Management by the web: DIGITIZATION

DIGITIZATION. Just as the smaller companies will use technology to gain economies of scale, larger companies will harness technology to reduce the costs of complexity. McKinsey's Bryan points out that technology allows Bank of America to manage a continent-wide bank of $700 billion in assets as effectively as it once managed a single-state bank with $7 billion.

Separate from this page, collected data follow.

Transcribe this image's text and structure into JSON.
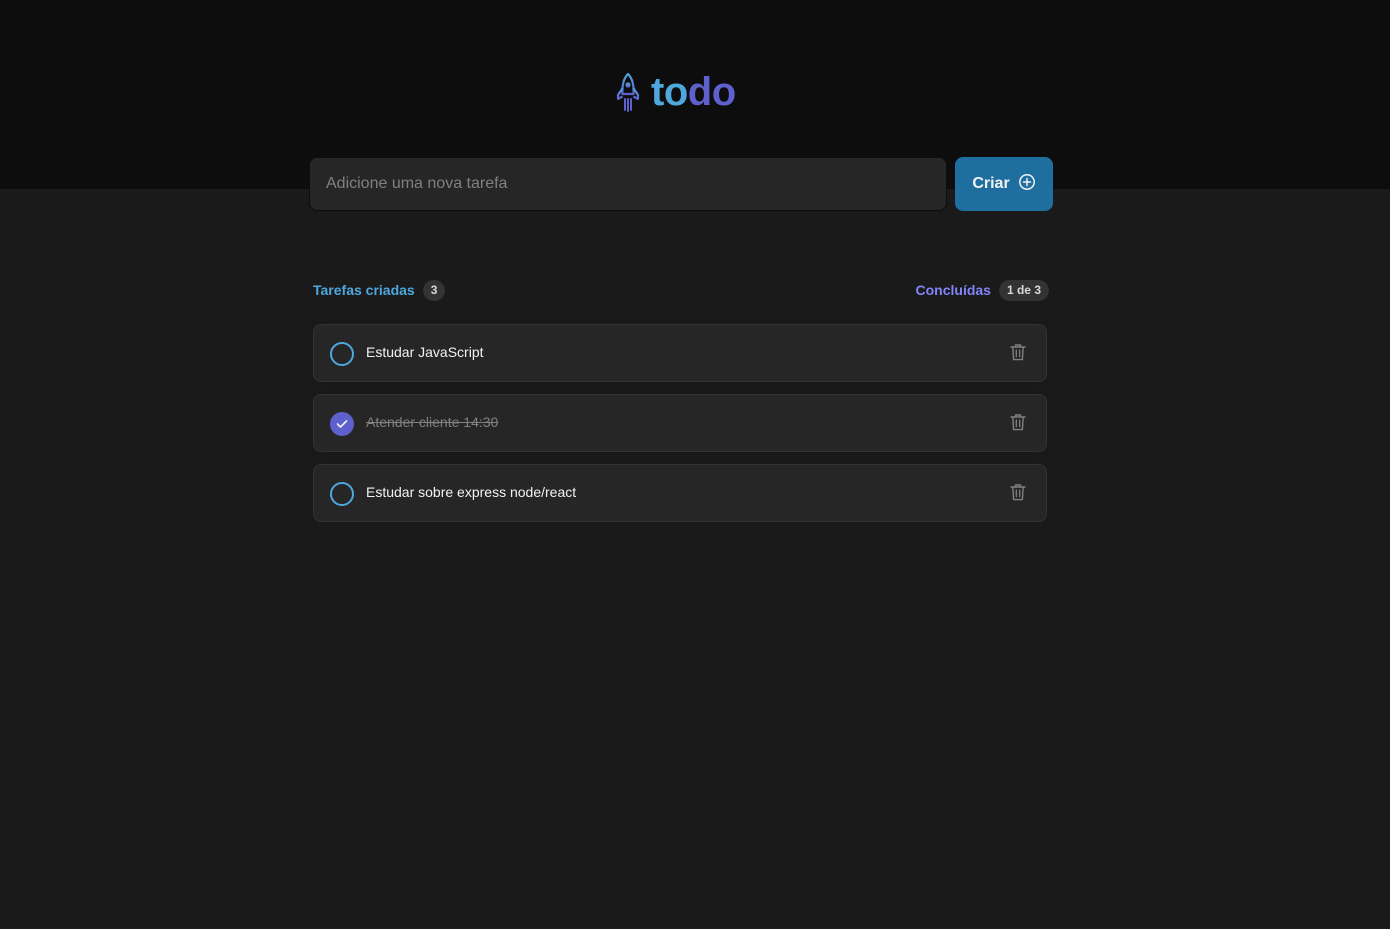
{
  "app": {
    "logo_text_part1": "to",
    "logo_text_part2": "do",
    "logo_icon": "rocket-icon"
  },
  "new_task": {
    "placeholder": "Adicione uma nova tarefa",
    "value": "",
    "create_label": "Criar",
    "create_icon": "plus-circle-icon"
  },
  "info": {
    "created_label": "Tarefas criadas",
    "created_count": "3",
    "done_label": "Concluídas",
    "done_count": "1 de 3"
  },
  "tasks": [
    {
      "text": "Estudar JavaScript",
      "done": false
    },
    {
      "text": "Atender cliente 14:30",
      "done": true
    },
    {
      "text": "Estudar sobre express node/react",
      "done": false
    }
  ],
  "colors": {
    "header_bg": "#0d0d0d",
    "body_bg": "#1a1a1a",
    "blue": "#4ea8de",
    "blue_dark": "#1e6f9f",
    "purple": "#5e60ce",
    "purple_light": "#8284fa",
    "card_bg": "#262626"
  }
}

At the very core of the 21st century corporation is technology, or what most people today call digitization. Put simply, digitization means removing human minds and hands from an organization's most routine tasks and replacing them with computers and networks. Digitizing everything from employee benefits to accounts receivables to product design cuts time, cost, and people from operations, resulting in huge savings and vast improvements in speed. Everything a company does involves what Bryan calls ''interaction costs,'' the expenses incurred to get different people and companies to work together to create and sell products. In the U.S. alone, Bryan surmises, such interaction fees account for over half of all labor costs. Digitization lowers these expenses dramatically. ''You are going to see unbelievable speed and efficiencies,'' says John T. Chambers, Cisco's CEO. ''Truly efficient companies, particularly in the first couple of waves of change, will be able to drive [overall] productivity at 20% to 40% a year.''

Think of it this way: A typical bank transaction costs $1.25 when handled by a teller, 54 cents when done by phone, or 24 cents at an ATM. But the same transaction processed over the Internet, without the hefty capital and real estate costs of ATMs, costs a mere 2 cents. The productivity improvement isn't incremental. It's revolutionary--on the order of more than 60 times. Similar examples already abound. Not long ago, for instance, Corning Inc. (GLW) spent an average of $140 to procure the parts and supplies needed to make a single product. Simply switching to a Net-based catalog system reduced procurement costs to one-twentieth of that amount. Humana Inc. (HUM), the health-care provider, reduced the average cost of handling a job application and resume from $128 to 6 cents by digitizing the process, largely by eliminating labor costs. ''The truly great businesses of today and especially tomorrow have powerful bit engines, digital systems for capturing, managing, and leveraging information both inside and outside the company,'' says Mercer Management Consulting Inc. partner Adrian J. Slywotzky.